Vinlove has worked with the university’s elementary teacher preparation program since 1999 and is a lifelong Alaskan with eight years of K-12 public school teaching experience. She has been a National Board certified teacher since 2000.
Vinlove received a B.A. in education studies and public policy from Brown University (1992), an M.A. in curriculum and instruction from the University of Colorado (1995), and a Ph.D. in education policy and reform through the UAF interdisciplinary Ph.D. program (2012).
Dr. Ginny Eckert is broadly trained in coastal ecology and coastal resource conservation science, with a MS from the University of Florida and a PhD from the University of California Santa Barbara. Dr. Eckert is the Director of Alaska Sea Grant and serves as a leader in the marine science community within Alaska, the west coast, and the US. Alaska has more coastline than the continental 48 states, and as such has significant challenges with marine debris, both in terms of the amount of coastline impacted and magnitude of marine debris. She has over two decades of experience as a professor of Fisheries at the University of Alaska. Her research focuses on issues of importance to coastal communities in Alaska, including conservation and management of top predators and sustainability of subsistence, sport and commercial fisheries.
Dr. Eckert brings a west coast, northern, and rural coastal community perspective to contribute to a diverse and inclusive working environment. Diversity and inclusion are top priorities in her career as seen in her work with Indigenous communities and as a mentor for high school, undergraduate and graduate students from underrepresented groups to increase participation of these groups in science.
Dr. Eckert has 15 years of experience on the North Pacific Fishery Management Council Crab Plan Team and works on a variety of fishery management issues, with a focus on commercially important crabs. She also has 30 years of experience as coastal resource researcher, with a broad range of expertise, ranging from marine community ecology, ecology of fished marine invertebrates, socio-ecological systems, reproductive and larval biology of marine invertebrates, harmful algal blooms, diversity and inclusion in science, conventional and Indigenous aquaculture, evolution of life histories, long-term ecological and environmental monitoring, and community-based and citizen science. She has authored or co-authored more than 50 peer reviewed journal articles and 13 technical reports.

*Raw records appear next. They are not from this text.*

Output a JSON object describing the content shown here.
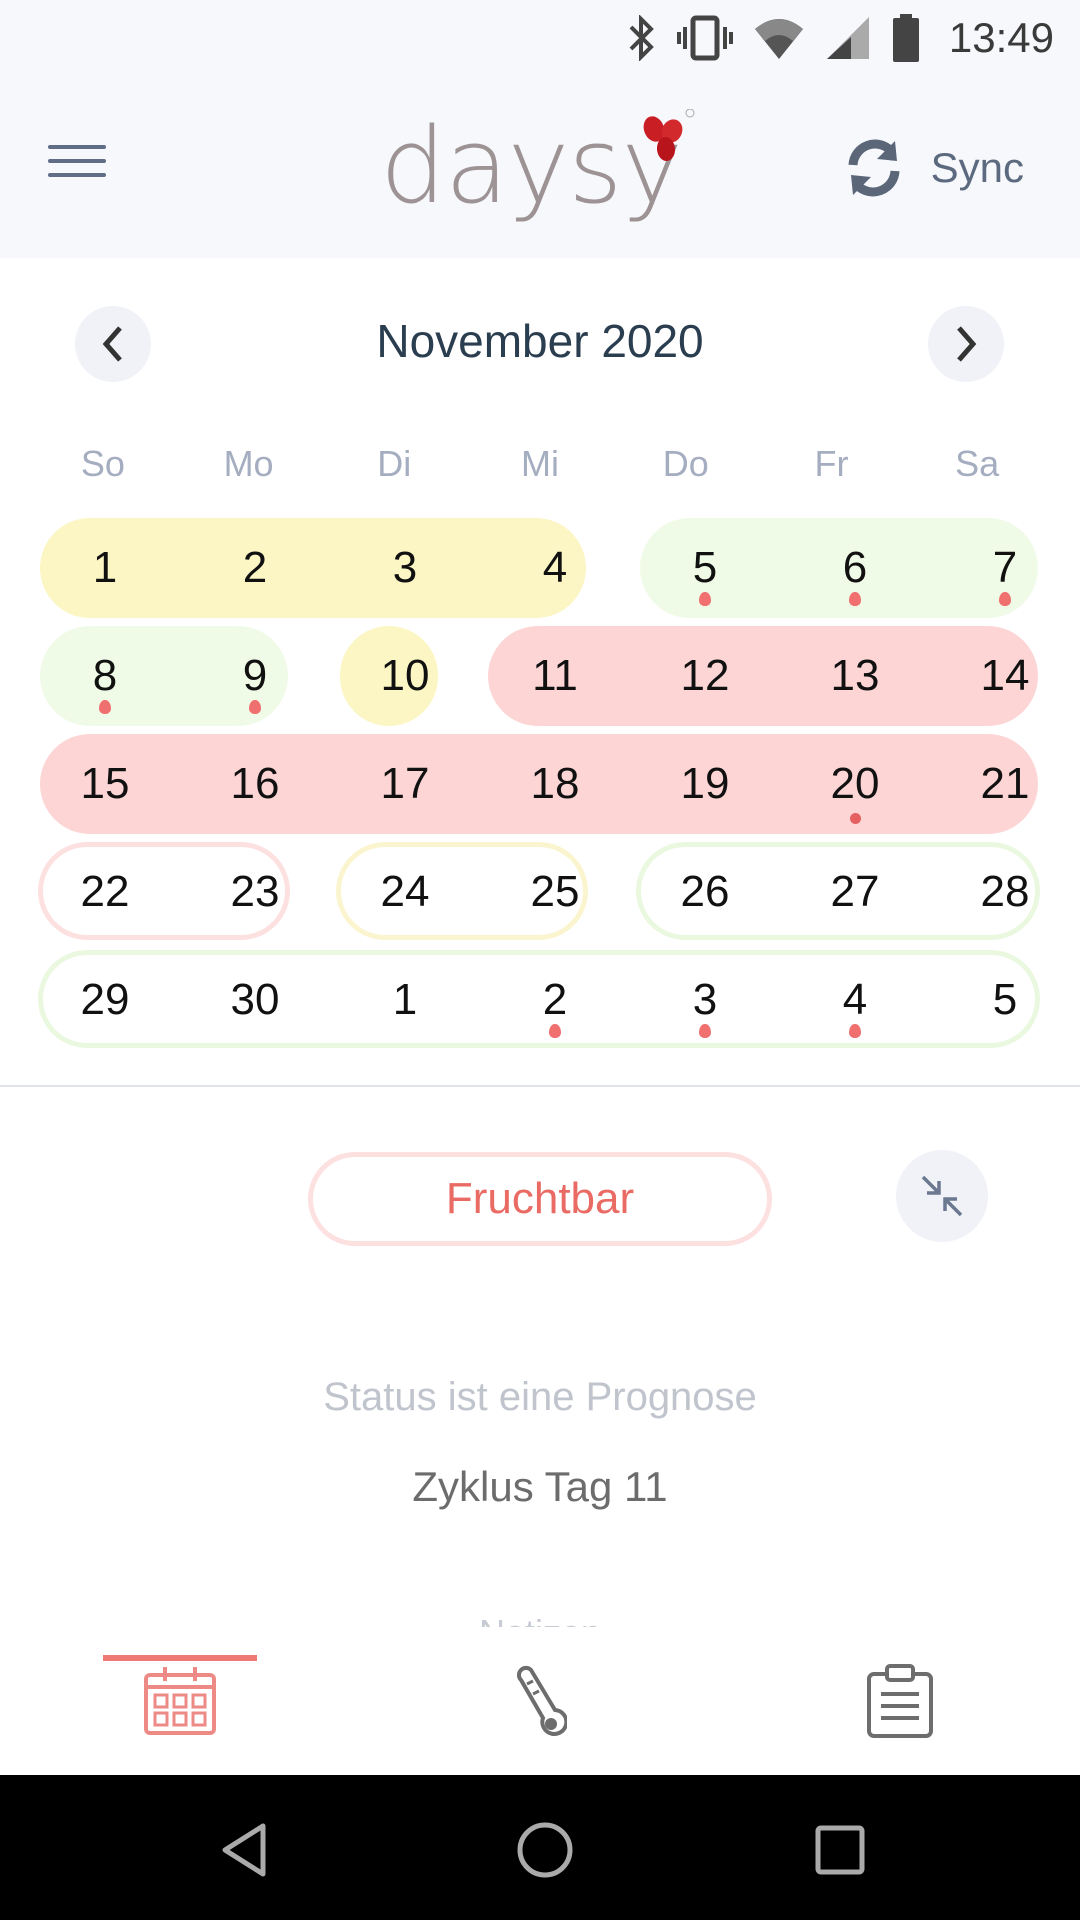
{
  "status_bar": {
    "time": "13:49",
    "icons": [
      "bluetooth-icon",
      "vibrate-icon",
      "wifi-icon",
      "signal-icon",
      "battery-icon"
    ]
  },
  "header": {
    "logo": "daysy",
    "sync_label": "Sync"
  },
  "calendar": {
    "month_title": "November 2020",
    "weekdays": [
      "So",
      "Mo",
      "Di",
      "Mi",
      "Do",
      "Fr",
      "Sa"
    ],
    "weeks": [
      [
        "1",
        "2",
        "3",
        "4",
        "5",
        "6",
        "7"
      ],
      [
        "8",
        "9",
        "10",
        "11",
        "12",
        "13",
        "14"
      ],
      [
        "15",
        "16",
        "17",
        "18",
        "19",
        "20",
        "21"
      ],
      [
        "22",
        "23",
        "24",
        "25",
        "26",
        "27",
        "28"
      ],
      [
        "29",
        "30",
        "1",
        "2",
        "3",
        "4",
        "5"
      ]
    ]
  },
  "status": {
    "fertility_label": "Fruchtbar",
    "prognosis_text": "Status ist eine Prognose",
    "cycle_day_text": "Zyklus Tag 11",
    "notes_label": "Notizen"
  },
  "tabs": [
    "calendar-tab",
    "temperature-tab",
    "notes-tab"
  ],
  "colors": {
    "accent": "#ee7a73",
    "fertile": "#fdd5d5",
    "unsure": "#fbf6c4",
    "infertile": "#f0fbe7",
    "menstruation_drop": "#f07070"
  }
}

Chantelle McGinness has developed a passion for institutional research through ten years of service to the University of Alaska Fairbanks and the UA System. She earned a Master of Science in Statistics from the University of Alaska Fairbanks in 2013 after receiving a Bachelor of Science in Biology from Southern Polytechnic State University in 2008. Prior to joining UAF, Chantelle also provided administrative services to two grant-funded programs promoting postsecondary success for minority students at Southern Polytechnic State University.